Valeria suele llevar a los niños al centro de la ciudad para que corran en el parque. Les compra un algodón de azúcar, corren entre los árboles, persiguen palomas, mientras ella los observa. Una parte de ella es muy feliz ahí, en su país, entre su gente. Otra parte añora pronto estar junto a su esposo, en Estados Unidos.

El proceso legal que él lleva les brinda una oportunidad de reunirse con él allá, como familia. Valeria sabe que será un reto para ella y para sus hijos, por las barreras culturales y el idioma. Los niños, al contrario, me dijeron que quieren irse y no tienen miedo.

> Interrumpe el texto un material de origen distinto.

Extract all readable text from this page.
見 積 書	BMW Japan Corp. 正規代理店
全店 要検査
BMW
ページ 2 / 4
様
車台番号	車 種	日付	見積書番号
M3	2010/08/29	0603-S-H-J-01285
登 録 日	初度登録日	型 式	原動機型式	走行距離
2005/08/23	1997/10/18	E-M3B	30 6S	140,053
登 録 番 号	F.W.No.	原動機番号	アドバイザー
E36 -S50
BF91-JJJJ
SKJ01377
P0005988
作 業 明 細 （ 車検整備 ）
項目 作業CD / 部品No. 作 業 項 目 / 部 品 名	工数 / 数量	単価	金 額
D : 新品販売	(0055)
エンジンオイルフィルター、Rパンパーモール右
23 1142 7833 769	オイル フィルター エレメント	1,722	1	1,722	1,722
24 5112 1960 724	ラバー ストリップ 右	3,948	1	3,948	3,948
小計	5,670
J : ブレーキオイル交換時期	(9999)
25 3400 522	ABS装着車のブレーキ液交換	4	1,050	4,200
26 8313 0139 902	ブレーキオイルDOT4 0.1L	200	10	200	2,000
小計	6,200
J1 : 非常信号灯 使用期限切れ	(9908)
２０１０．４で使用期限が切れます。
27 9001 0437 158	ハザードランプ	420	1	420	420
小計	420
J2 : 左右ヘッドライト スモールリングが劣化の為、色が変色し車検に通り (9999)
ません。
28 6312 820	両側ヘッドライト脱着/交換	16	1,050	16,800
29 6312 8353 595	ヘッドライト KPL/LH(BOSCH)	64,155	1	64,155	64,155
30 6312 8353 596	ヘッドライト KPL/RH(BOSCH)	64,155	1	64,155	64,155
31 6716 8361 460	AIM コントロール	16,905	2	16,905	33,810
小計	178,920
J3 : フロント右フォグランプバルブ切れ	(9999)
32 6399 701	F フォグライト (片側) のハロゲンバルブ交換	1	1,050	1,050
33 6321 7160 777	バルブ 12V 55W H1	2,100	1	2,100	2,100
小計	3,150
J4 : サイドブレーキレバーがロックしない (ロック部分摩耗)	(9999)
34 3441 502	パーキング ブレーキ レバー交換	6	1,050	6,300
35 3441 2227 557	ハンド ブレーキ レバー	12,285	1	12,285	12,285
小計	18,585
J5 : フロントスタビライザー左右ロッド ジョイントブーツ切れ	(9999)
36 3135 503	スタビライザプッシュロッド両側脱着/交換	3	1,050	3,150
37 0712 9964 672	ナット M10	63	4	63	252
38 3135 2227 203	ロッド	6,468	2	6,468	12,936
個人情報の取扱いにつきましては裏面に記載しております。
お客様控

Solo les resta esperar, disfrutar lo que tienen ahora, y hablar con Diego todas las tardes. Durante los días que pasé con ellos, presencié varias de esas llamadas. Diego los saludaba sonriente desde el otro lado de la pantalla del celular. Mientras, los hijos se ponían tras Valeria y peleaban entre ellos, para que sus caras también se vieran en la pantalla y pudieran saludar a su papá.

A unas cuadras del parque donde Valeria juega con sus hijos está el estacionamiento donde se reúnen hombres como Diego, listos para abordar autobuses y partir a Estados Unidos. Allí llevan sus maletas y comienzan un largo viaje hacia el norte. Muchos de ellos no saben a las condiciones precarias a las que se enfrentarán.

En el pueblo, me dijo un reportero local, estos viajes son un secreto a voces. Todos saben que estos hombres van al norte, que son los reclutadores locales quienes deciden quién irá, aunque nadie responde quiénes son esos reclutadores, cómo se les contacta, ni dónde. 

En los establecimientos donde se ofertan los trámites para las visas H-2A hay personas que vigilan, todo el día. Vigilan a todo el que se atreva a preguntar. Si les parece que eres un candidato a trabajador temporal en el campo, te darán información. Si creen que eres alguien incómodo que solo viene a hacer preguntas, te dirán que no saben nada, que estás en el lugar equivocado.